Connection Lifecycle
stateDiagram-v2
[*] --> Building: builder()
Building --> Building: on_receive_*()
Building --> Connected: connect_to(transport)
Building --> Connected: connect_with(transport, closure)
Connected --> Running: dispatch loop starts
Running --> [*]: connection closes
Two Connection Modes
Reactive mode (connect_to): The connection runs handlers until the transport closes. Used for agents and proxies.
Active mode (connect_with): Runs a closure with access to the connection, then closes.
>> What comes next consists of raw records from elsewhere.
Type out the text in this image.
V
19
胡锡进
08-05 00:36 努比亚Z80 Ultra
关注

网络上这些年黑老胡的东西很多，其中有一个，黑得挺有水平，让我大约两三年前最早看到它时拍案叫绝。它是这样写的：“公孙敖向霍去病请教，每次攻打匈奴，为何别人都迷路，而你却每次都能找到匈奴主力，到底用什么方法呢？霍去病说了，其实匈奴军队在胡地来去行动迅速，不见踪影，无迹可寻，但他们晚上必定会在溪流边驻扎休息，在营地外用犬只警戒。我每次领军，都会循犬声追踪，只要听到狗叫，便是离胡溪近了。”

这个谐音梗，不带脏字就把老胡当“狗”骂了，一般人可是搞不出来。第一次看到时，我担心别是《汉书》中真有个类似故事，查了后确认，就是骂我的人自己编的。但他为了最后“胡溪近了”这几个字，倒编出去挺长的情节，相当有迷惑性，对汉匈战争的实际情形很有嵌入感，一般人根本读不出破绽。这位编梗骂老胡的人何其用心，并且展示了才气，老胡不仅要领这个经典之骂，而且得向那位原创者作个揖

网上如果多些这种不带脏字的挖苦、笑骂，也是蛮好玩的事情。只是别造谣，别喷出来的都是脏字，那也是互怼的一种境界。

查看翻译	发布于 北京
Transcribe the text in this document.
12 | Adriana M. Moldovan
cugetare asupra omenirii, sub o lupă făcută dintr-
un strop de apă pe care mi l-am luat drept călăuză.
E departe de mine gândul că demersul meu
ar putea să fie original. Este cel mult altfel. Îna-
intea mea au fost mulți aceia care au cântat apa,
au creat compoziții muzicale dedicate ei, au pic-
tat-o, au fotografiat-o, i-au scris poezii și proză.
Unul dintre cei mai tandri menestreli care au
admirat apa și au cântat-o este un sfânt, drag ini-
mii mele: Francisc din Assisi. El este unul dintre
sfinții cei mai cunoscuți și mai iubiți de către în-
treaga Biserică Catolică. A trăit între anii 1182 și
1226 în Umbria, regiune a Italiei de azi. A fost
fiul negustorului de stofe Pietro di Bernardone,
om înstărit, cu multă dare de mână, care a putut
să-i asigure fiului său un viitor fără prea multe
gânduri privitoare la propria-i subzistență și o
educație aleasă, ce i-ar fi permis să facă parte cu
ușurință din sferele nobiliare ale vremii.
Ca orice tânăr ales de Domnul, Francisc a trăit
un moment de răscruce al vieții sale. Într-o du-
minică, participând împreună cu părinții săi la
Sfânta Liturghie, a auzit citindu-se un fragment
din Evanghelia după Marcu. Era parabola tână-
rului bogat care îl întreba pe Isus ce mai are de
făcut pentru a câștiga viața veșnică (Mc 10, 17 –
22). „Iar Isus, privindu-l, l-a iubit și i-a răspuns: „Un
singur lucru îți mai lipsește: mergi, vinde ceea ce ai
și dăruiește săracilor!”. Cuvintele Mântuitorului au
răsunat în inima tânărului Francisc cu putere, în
Used for clients that drive the interaction.
Key Source Files
| File | Purpose |
|---|---|
src/sacp/src/role.rs | Role trait and type definitions |
src/sacp/src/role/acp.rs | Client, Agent, Proxy, Conductor roles |
src/sacp/src/component.rs | ConnectTo and Builder traits |
src/sacp/src/builder.rs | Connection builder implementation |
src/sacp/src/dispatch.rs | Dispatch type and handler matching |
src/sacp/src/mcp_server/ | MCP server builder |
src/sacp/src/concepts/ | Rustdoc concept explanations |
Design Decisions
Why Roles Instead of Links?
Earlier versions used “link types” that encoded both sides (e.g., ClientToAgent). Roles are simpler:
- One concept instead of two (role vs link)
- Role types double as peer selectors (
send_to(Agent, ...)) - Clearer mental model: “I am X, connecting to Y”
Why Witness Macros?
The on_receive_request!() macros work around Rust’s lack of return-type notation. They capture the return type of closures at the call site, enabling type inference to work.
Why Not Traits for Handlers?
Handler closures are more ergonomic than trait implementations for most use cases. The HandleDispatchFrom trait exists for advanced cases (reusable handler components).